# Jigging



## fishingdan (Jan 7, 2010)

I've got a question for all of you. I do a lot of vertical jigging when I go Ice Fishing, but I literally never jig with open water. Does anybody have any tips for jigging at a lake or in a river. I mostly fly fish in rivers but I like the idea of using some of my favorite ice lures during the summer also. The biggest problem I am running into is casting distance and action. What are your favorite jigs.

Thanks

Dan


----------



## tye dye twins (Mar 8, 2011)

Jigs work really well in rivers! Toss it where you want and reel 3 times, pull to the left, reel 3 times, pull to the right. Repeat until you catch fish. Mix it up and try new methods too.

White, pumpkin pepper, and black are great choices. Sand pepper works too. 

Bigger tubes equal bigger fish.;-) You don't need small stuff like some people like to use under the ice.

In a lake do the same thing you do while ice fishing. Literally.


----------



## sawsman (Sep 13, 2007)

The lighter the line, the further the jig will cast. I mostly use 4lb . You don't have to cast very far for your jig to work. You can catch a bunch of fish with a short section of line out.

Lift/jerk the jig in short motions. The key is to keep the slack out of the line when the jig falls (reeling as the rod tip lowers). There is no right or wrong way to do it really. Just a feel thing.

My favorites are marabou in 1/16 oz. Black and olive colors work well. Tube jigs are a sure bet too.


----------



## mm73 (Feb 5, 2010)

Jigging in deeper rivers and streams can be phenomenal, especially in the fall when the browns are spawning. I like the "swimming jigs" that have flat, spoon shaped jig head that gives them a nice swimming action when you retrieve it. Jigs are also my favorite lure to fish with at Strawberry from a boat or float tube. I will just jig them up and down on the bottom using black maribou jigs or tube jigs scented with crayfish smelly jelly. The latter works especially well for the large cutts.


----------



## brookieguy1 (Oct 14, 2008)

Jigs. They work.

Well.


----------



## adamsoa (Oct 29, 2007)

I love the tubes in white, salt and pepper and brown. I've been trying the marabou jigs and doing well on those also.

Good Luck


----------



## massmanute (Apr 23, 2012)

Years ago, when I fished more than I do now, I had good luck with very small Mr. Twister jigs using ultralight spinning gear. I would cast them diagonally upstream, and retrieve in a somewhat jerky retrieve. Black and dark purple colors worked well for me. I think the trout were unfamiliar with that type of lure, and that made the fish easier to catch.


----------



## Glaucus_Almighty (Aug 2, 2013)

One tip I would add from my days vertical jigging 'eyes in deep water back home in Wisconsin is to use no-stretch line. Fire line/spider wire/tuff line/power pro (whatever you prefer, I like fire line and power pro). In deep water the no-stretch allows you to detect strikes much easier, especially any deeper than 20-30', and also creates less water resistance due to it's smaller diameter allowing you to keep your jig more vertical. It is very different to work with than mono, but IMO, better in deep water than mono.


----------



## Longgun (Sep 7, 2007)

Ill add, that in deep water we have done well with just letting the tube (large, white pearl and pepper) just free fall to the bottom, letting it rest for two/three seconds then reeling it right back up with a steady bumping motion until it gets ten feet (just to where you can start seeing color) to the surface then stop.... hold the rod still and hang on! Works awesome for stripers. If they seem to be hitting better on the fall, but not quite as frequently as you would like, try switching to a hopkins spoon. You'll get that fluttery fall, with a more or less straight up retrieve.


----------



## swbuckmaster (Sep 14, 2007)

My kids went out today and just casted and reeled in slowly trying to keep the jig just out of the moss. The fishing was fast and they lost more than they caught. Still ended up with a dozen or so "caught and released".

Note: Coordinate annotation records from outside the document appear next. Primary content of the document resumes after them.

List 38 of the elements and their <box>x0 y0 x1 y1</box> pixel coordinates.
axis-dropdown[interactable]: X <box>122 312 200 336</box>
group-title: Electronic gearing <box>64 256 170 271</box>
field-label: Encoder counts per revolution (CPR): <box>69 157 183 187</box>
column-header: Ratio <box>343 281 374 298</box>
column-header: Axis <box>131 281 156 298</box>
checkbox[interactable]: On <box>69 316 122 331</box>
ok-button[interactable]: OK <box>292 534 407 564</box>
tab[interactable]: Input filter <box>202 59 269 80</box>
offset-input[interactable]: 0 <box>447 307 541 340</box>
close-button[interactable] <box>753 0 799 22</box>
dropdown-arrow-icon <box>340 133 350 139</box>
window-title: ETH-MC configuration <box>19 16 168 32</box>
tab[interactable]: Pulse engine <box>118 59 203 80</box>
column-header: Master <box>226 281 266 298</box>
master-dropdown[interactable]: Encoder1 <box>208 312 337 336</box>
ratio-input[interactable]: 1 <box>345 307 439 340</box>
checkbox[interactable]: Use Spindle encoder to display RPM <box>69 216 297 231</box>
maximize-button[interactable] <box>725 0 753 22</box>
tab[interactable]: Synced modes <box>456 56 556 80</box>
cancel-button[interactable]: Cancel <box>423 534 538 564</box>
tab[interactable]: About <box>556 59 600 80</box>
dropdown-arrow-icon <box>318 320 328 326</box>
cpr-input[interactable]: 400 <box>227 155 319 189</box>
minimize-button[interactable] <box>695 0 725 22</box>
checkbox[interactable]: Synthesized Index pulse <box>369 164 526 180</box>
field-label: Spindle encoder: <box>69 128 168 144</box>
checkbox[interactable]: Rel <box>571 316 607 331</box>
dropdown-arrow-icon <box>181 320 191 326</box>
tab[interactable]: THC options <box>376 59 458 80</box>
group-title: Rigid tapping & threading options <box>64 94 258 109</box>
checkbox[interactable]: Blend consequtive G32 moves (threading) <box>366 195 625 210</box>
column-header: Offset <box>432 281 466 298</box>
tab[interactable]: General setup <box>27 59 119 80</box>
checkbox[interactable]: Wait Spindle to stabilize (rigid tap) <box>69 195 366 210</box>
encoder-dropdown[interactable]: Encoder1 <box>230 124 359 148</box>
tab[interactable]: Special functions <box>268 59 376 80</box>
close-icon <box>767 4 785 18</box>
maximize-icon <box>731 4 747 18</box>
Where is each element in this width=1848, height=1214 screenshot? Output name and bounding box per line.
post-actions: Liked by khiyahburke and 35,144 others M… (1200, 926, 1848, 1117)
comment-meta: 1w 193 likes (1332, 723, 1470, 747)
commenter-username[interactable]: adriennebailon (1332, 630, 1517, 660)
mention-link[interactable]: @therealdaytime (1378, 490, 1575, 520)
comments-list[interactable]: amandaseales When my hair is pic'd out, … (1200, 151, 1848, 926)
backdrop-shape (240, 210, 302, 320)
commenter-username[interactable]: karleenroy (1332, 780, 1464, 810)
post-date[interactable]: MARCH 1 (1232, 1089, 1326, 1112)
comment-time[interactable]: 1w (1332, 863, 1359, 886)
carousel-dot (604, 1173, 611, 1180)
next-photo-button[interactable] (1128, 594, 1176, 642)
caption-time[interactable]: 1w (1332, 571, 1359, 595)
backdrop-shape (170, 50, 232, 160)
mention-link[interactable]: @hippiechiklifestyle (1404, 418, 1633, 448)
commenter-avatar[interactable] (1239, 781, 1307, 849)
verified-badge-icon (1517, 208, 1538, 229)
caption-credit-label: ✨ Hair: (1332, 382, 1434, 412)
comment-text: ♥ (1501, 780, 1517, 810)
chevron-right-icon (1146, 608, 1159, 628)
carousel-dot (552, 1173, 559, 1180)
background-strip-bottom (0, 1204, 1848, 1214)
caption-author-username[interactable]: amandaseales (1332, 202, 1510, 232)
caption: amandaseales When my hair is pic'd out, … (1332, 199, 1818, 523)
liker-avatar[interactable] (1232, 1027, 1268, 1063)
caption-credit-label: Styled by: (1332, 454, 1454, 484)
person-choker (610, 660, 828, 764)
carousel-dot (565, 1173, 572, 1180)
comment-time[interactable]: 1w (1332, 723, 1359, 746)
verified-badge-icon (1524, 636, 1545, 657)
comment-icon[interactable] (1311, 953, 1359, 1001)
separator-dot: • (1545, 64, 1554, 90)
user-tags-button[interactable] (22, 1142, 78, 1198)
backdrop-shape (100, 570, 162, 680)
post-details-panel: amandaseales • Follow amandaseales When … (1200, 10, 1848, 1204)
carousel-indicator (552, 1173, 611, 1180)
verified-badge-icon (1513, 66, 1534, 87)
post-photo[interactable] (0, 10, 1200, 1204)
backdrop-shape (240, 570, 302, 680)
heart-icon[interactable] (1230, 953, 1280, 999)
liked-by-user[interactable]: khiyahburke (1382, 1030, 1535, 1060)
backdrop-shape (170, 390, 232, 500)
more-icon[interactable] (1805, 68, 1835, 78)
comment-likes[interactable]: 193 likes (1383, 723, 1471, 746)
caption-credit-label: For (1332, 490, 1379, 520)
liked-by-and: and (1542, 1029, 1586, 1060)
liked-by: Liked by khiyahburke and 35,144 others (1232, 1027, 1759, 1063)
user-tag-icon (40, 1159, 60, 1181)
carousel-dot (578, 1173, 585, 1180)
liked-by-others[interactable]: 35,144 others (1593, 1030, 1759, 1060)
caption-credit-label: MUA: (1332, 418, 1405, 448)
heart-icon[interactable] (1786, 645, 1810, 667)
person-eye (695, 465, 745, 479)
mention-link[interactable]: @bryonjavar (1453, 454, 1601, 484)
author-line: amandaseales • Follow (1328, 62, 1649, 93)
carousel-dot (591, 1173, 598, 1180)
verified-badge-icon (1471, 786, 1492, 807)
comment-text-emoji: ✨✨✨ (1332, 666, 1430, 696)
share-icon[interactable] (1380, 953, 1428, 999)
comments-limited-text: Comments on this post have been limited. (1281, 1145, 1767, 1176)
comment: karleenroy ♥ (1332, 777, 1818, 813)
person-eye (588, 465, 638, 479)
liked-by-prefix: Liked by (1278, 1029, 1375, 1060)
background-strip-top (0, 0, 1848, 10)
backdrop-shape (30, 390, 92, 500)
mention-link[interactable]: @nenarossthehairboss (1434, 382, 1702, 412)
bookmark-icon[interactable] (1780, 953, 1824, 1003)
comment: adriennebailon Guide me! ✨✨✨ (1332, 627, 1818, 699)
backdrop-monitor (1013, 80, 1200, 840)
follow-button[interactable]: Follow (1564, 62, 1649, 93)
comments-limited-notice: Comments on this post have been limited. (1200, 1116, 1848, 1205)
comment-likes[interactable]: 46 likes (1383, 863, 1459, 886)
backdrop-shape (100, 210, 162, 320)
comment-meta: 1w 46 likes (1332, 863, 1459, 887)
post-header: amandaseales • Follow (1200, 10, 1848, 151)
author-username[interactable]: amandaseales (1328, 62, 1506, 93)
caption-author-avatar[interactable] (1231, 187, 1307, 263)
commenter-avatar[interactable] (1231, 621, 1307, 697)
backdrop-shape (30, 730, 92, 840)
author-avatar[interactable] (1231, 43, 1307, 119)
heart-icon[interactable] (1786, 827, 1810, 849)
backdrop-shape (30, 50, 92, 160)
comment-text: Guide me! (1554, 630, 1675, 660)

I cast and do a pop pop real pop pop real retrieve. In rivers and lakes. If I'm vertical jigging you need to let the fish tell you what they want. Sometimes ill let the jig sit right on the bottom or an inch off the bottom and not move it. Sometimes you twitch it hard a few times and let it sit. Sometimes you real it up slow ans and sometimes you reak it up fast. Just watch your electronics you can see what the fish is doing.


----------